For many years I was of the opinion that water witching was mostly hocus-pocus. After making tests with the divining rod and after reading articles, I am of the opinion that it definitely is a method of locating underground moving streams of water…
A couple of years ago True magazine had an article that the divining rod had been used in Europe for many years to locate moving underground streams and deposits of minerals…
In an issue of the Reader’s Digest-1964, there was an article, “No Place for a Lady,” written by a young girl who with her father and mother went to Colorado during the Gold Rush. Her father was the only prospector who used the divining rod. He located a very large deposit of gold. He sold his claim to a large mining company, which installed modern machinery and equipment. Over the years, this mine produced over $12,000,000 in gold, all due to the tests of the diving rod…
Benjamin Franklin in his experiment with attaching a metal key to the string of a kite flown during a lightning storm proved that lightning was electricity. This electric charge is produced by the rain drops falling through the air. This charge could be either positive or negative When the charge is built up higher than normal the charge tries to neutralize itself and the discharge strikes a tree, house or pole, whichever is the near point to the ground.
I believe that this is the effect of a person holding a divining rod, the charge produced by the moving underground stream tries to pass through a person’s body, and to a larger area of ground, in order to balance or neutralize the charge produced by the charge procured in the stream of water.
E C. Birge
Seebert
BIRTHS
Born to Mr. and Mrs. Charles Cutlip, of Marlinton, twin sons, named Gary Wayne and Larry Allen.
Born to Mr. and Mrs. Roland Hevener, of Cass, a son, named Loland Lee.
Born to Mr. and Mrs. Ralph Doyle, of Alexandria, Virginia, a daughter, Muriel Jodene.

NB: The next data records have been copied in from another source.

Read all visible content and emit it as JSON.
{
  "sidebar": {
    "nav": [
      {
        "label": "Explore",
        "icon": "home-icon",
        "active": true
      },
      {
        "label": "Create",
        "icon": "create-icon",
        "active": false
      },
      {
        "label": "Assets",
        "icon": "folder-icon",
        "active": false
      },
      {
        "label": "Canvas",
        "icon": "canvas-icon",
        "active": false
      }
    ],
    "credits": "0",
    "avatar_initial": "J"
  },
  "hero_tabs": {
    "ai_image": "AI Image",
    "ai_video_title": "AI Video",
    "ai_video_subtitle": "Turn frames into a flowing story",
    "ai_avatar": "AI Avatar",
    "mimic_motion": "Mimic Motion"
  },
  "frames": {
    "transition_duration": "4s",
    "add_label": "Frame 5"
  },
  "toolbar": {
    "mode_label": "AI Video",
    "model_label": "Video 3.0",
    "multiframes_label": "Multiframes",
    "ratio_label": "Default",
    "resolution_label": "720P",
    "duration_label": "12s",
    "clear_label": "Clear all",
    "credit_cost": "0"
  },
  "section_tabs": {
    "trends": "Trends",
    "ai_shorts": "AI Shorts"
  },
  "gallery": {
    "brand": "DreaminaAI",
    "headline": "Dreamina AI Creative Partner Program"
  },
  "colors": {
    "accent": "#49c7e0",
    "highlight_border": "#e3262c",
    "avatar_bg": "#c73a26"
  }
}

Born Mr. and Mrs. Sterle Edward McElwee, of Burnsville, a daughter, Martha Ann
DEATHS
Edward Chestnut, 73, of Mountain Grove, Virginia; burial in the family plot on Little Back Creek.
Mrs. Rella Gum Friel, age 79, born at Green Bank, the daughter of the late John Milton Gum and Rebecca Conrad Gum; lifetime member of the W.C.T.U. [Women’s Christian Temperance Union]. Burial in the Arbovale Cemetery.
Mrs. Stella Ann Bruffey, died at the home of her daughter at Forest ill, Maryland; burial in the Emmanuel Methodist Church Cemetery near Hillsboro.
Theodore Clinton Wymer, 36, of Dearborn,Michigan, formerly of Cass; burial in the Arbovale Cemetery.
French Newman Murray, of Woodbridge, Virginia, formerly of Mill Point; a son of and Mrs. Rebecca Johnson, of Mill Point, and the late Benjamin Earl Murray. Burial in the Sharp Cemetery.
Mrs. Bessie Bell Copenhaver Hammons, age 65, of Marlinton; a daughter of the late Charles and Almyra Workman Copenhaver. Burial in the Kee Cemetery.